La honradez es una de las virtudes más grandes que puede tener un ser humano. Cuando nos topamos con una persona honrada, que aparenta ser impecable en su vida pública y privada, tendemos a desconfiar en un primer momento dada la poca gente que suele comportarse así en estos días. Sin embargo, con tipos como Henry Holland, que lleva vigilando el traslado de lingotes de oro desde hace ya una infinidad de años sin que haya surgido el más mínimo contratiempo, es imposible ser escéptico; todos loe consideran la cima de la honradez. Y esta será su mayor baza cuando, harto de que su virtud se haya convertido en una lacra, decida dar un gran golpe que le resuelva su cada vez más cercana jubilación.
Oro en barras (The Lavender Hill Mob en su título original) es una cinta que, en clave de un reconocible humor británico, pretende transmitir cómo las apariencias muchas veces engañan. Crichton, curtido cineasta que llegó a alcanzar la fama internacional con su última película Un pez llamado Wanda, lleva la batuta en este loco relato que está a medio camino entre lo absurdo y lo ácido, sin apostar claramente por ninguno de los dos extremos de la comedia.
La película se cimenta a través de un gran flash-back que sucede a una primera escena en la que Holland charla con diversos personajes en un bar cualquiera de un país sudamericano, probablemente Brasil. Aquí vemos por vez primera el rostro del gran Alec Guiness, acertadísimo protagonista dada la experiencia previa que tenía en estos disparatados proyectos (recordemos Ocho sentencias de muerte y sus respectivos ocho papeles). Imposible no reconocer en esta primera secuencia a ese mito llamado Audrey Hepburn, que tendría aquí uno de sus primeros papeles al igual que el no menos reputado Robert Shaw. Dos anécdotas que ayudan a penetrar en una película cuyo inicio representa la parte menos magnética de este trabajo, aunque aporta detalles que a la postre servirán para resolver el entramado argumental del mismo.

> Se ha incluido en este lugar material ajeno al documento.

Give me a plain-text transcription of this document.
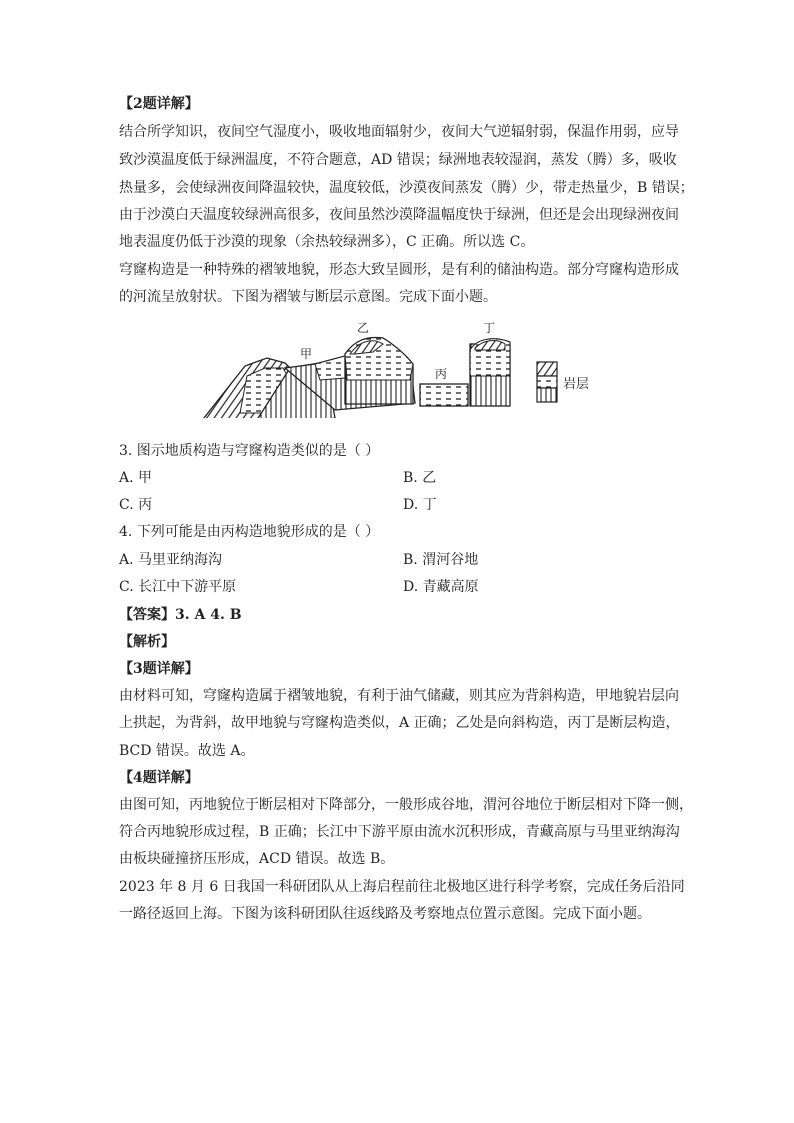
【2题详解】
结合所学知识，夜间空气湿度小，吸收地面辐射少，夜间大气逆辐射弱，保温作用弱，应导
致沙漠温度低于绿洲温度，不符合题意，AD 错误；绿洲地表较湿润，蒸发（腾）多，吸收
热量多，会使绿洲夜间降温较快，温度较低，沙漠夜间蒸发（腾）少，带走热量少，B 错误；
由于沙漠白天温度较绿洲高很多，夜间虽然沙漠降温幅度快于绿洲，但还是会出现绿洲夜间
地表温度仍低于沙漠的现象（余热较绿洲多），C 正确。所以选 C。
穹窿构造是一种特殊的褶皱地貌，形态大致呈圆形，是有利的储油构造。部分穹窿构造形成
的河流呈放射状。下图为褶皱与断层示意图。完成下面小题。
甲
乙
丙
丁
岩层
3. 图示地质构造与穹窿构造类似的是（ ）
A. 甲	B. 乙
C. 丙	D. 丁
4. 下列可能是由丙构造地貌形成的是（ ）
A. 马里亚纳海沟	B. 渭河谷地
C. 长江中下游平原	D. 青藏高原
【答案】3. A 4. B
【解析】
【3题详解】
由材料可知，穹窿构造属于褶皱地貌，有利于油气储藏，则其应为背斜构造，甲地貌岩层向
上拱起，为背斜，故甲地貌与穹窿构造类似，A 正确；乙处是向斜构造，丙丁是断层构造，
BCD 错误。故选 A。
【4题详解】
由图可知，丙地貌位于断层相对下降部分，一般形成谷地，渭河谷地位于断层相对下降一侧，
符合丙地貌形成过程，B 正确；长江中下游平原由流水沉积形成，青藏高原与马里亚纳海沟
由板块碰撞挤压形成，ACD 错误。故选 B。
2023 年 8 月 6 日我国一科研团队从上海启程前往北极地区进行科学考察，完成任务后沿同
一路径返回上海。下图为该科研团队往返线路及考察地点位置示意图。完成下面小题。
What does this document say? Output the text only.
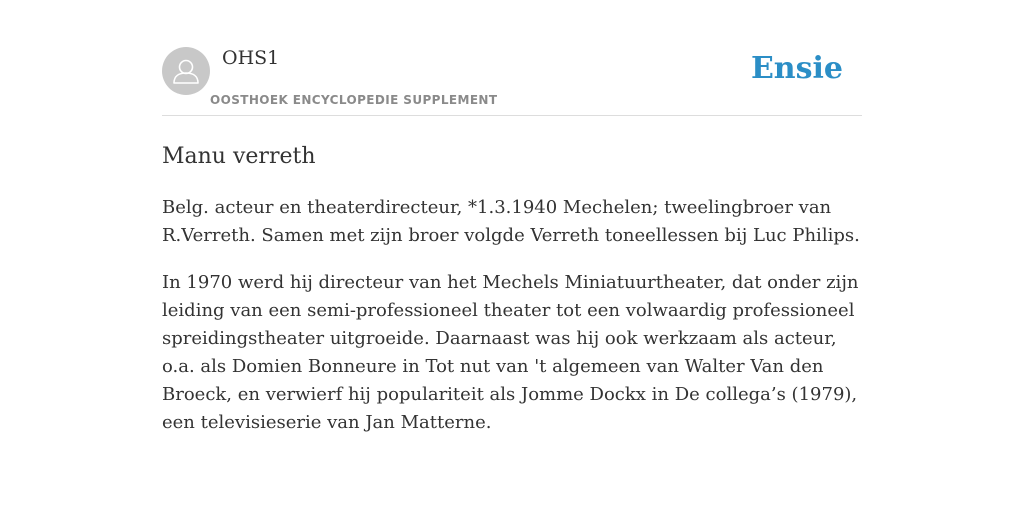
OHS1
OOSTHOEK ENCYCLOPEDIE SUPPLEMENT
Ensie
Manu verreth

Belg. acteur en theaterdirecteur, *1.3.1940 Mechelen; tweelingbroer van R.Verreth. Samen met zijn broer volgde Verreth toneellessen bij Luc Philips.

In 1970 werd hij directeur van het Mechels Miniatuurtheater, dat onder zijn leiding van een semi-professioneel theater tot een volwaardig professioneel spreidingstheater uitgroeide. Daarnaast was hij ook werkzaam als acteur, o.a. als Domien Bonneure in Tot nut van 't algemeen van Walter Van den Broeck, en verwierf hij populariteit als Jomme Dockx in De collega’s (1979), een televisieserie van Jan Matterne.
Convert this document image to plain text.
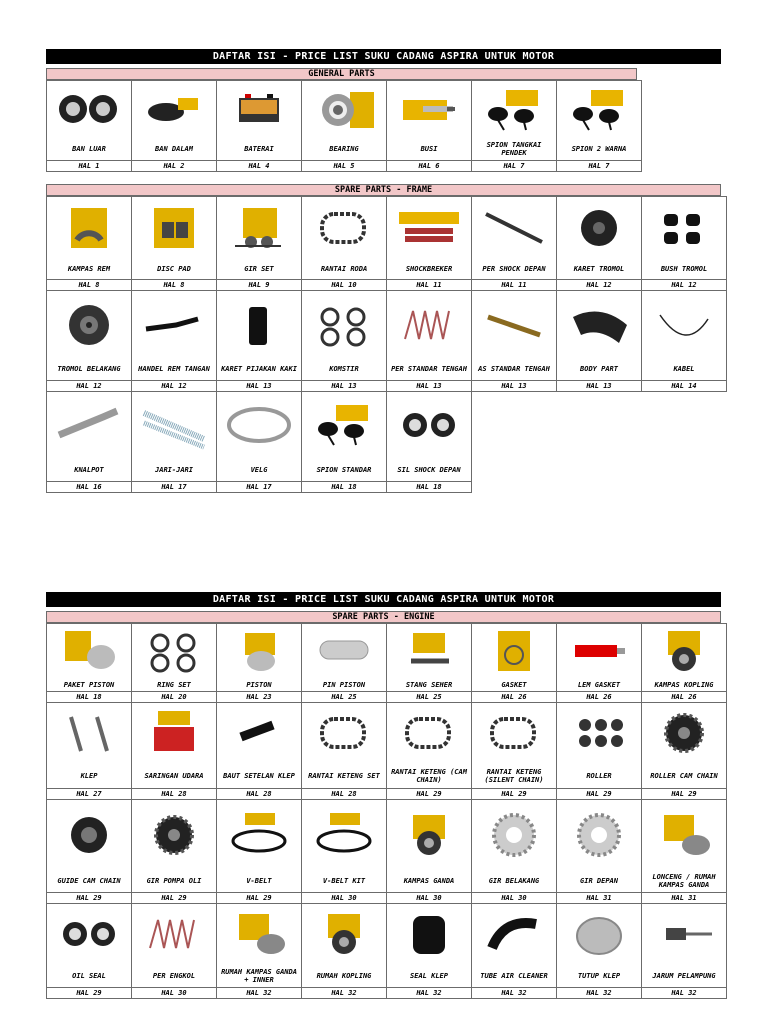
DAFTAR ISI - PRICE LIST SUKU CADANG ASPIRA UNTUK MOTOR
GENERAL PARTS
BAN LUAR
HAL 1
BAN DALAM
HAL 2
BATERAI
HAL 4
BEARING
HAL 5
BUSI
HAL 6
SPION TANGKAI PENDEK
HAL 7
SPION 2 WARNA
HAL 7
SPARE PARTS - FRAME
KAMPAS REM
HAL 8
DISC PAD
HAL 8
GIR SET
HAL 9
RANTAI RODA
HAL 10
SHOCKBREKER
HAL 11
PER SHOCK DEPAN
HAL 11
KARET TROMOL
HAL 12
BUSH TROMOL
HAL 12
TROMOL BELAKANG
HAL 12
HANDEL REM TANGAN
HAL 12
KARET PIJAKAN KAKI
HAL 13
KOMSTIR
HAL 13
PER STANDAR TENGAH
HAL 13
AS STANDAR TENGAH
HAL 13
BODY PART
HAL 13
KABEL
HAL 14
KNALPOT
HAL 16
JARI-JARI
HAL 17
VELG
HAL 17
SPION STANDAR
HAL 18
SIL SHOCK DEPAN
HAL 18
DAFTAR ISI - PRICE LIST SUKU CADANG ASPIRA UNTUK MOTOR
SPARE PARTS - ENGINE
PAKET PISTON
HAL 18
RING SET
HAL 20
PISTON
HAL 23
PIN PISTON
HAL 25
STANG SEHER
HAL 25
GASKET
HAL 26
LEM GASKET
HAL 26
KAMPAS KOPLING
HAL 26
KLEP
HAL 27
SARINGAN UDARA
HAL 28
BAUT SETELAN KLEP
HAL 28
RANTAI KETENG SET
HAL 28
RANTAI KETENG (CAM CHAIN)
HAL 29
RANTAI KETENG (SILENT CHAIN)
HAL 29
ROLLER
HAL 29
ROLLER CAM CHAIN
HAL 29
GUIDE CAM CHAIN
HAL 29
GIR POMPA OLI
HAL 29
V-BELT
HAL 29
V-BELT KIT
HAL 30
KAMPAS GANDA
HAL 30
GIR BELAKANG
HAL 30
GIR DEPAN
HAL 31
LONCENG / RUMAH KAMPAS GANDA
HAL 31
OIL SEAL
HAL 29
PER ENGKOL
HAL 30
RUMAH KAMPAS GANDA + INNER
HAL 32
RUMAH KOPLING
HAL 32
SEAL KLEP
HAL 32
TUBE AIR CLEANER
HAL 32
TUTUP KLEP
HAL 32
JARUM PELAMPUNG
HAL 32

Un guión repleto de gags que funcionan bastante bien (sobre todo por ir acordes al carácter de los personajes) es complementado por una curiosa y agradable habilidad en el manejo de la puesta en escena. Sorprende encontrarse en Oro en barras con algún que otro toque expresionista, como aquella sombra en la secuencia del “reclutamiento” de gángsteres o el memorable descenso alocado por las escaleras de la Torre Eiffel. Precisamente desde esta escena hasta los créditos finales, la película ostenta de una gran calidad cinematográfica reflejada en detalles como el acertado uso del montaje que favorece una desternillante persecución en la parte final de la obra, poseedora de un tono que podrían haber firmado los mismos hermanos Marx.
¿Se saldrán los ladrones con la suya o serán cazados por la policía? Es la pregunta que siempre nos hacemos los espectadores al ver un film de atracos. Pero, en esta ocasión, es casi lo de menos. Crichton firma con Oro en barras un trabajo que reúne casi todos los componentes que debería tener una buena comedia y, más concretamente, toda película de atracos que se precie. Proponiendo la locura en el desarrollo de la trama y no en el guión en sí mismo (que es en lo que fallan la mayoría de estos films), Oro en barras consigue no sólo ser una cinta tremendamente adictiva e incluso vibrante en sus instantes finales, sino que también deja en la memoria varias escenas de postín que gracias al fino estilo con que están rodadas y a la peculiar gracia de Alec Guiness son difíciles de olvidar. Más que recomendable alternativa para los que deseen disfrutar de una película de atracos con un enfoque diferente al habitual.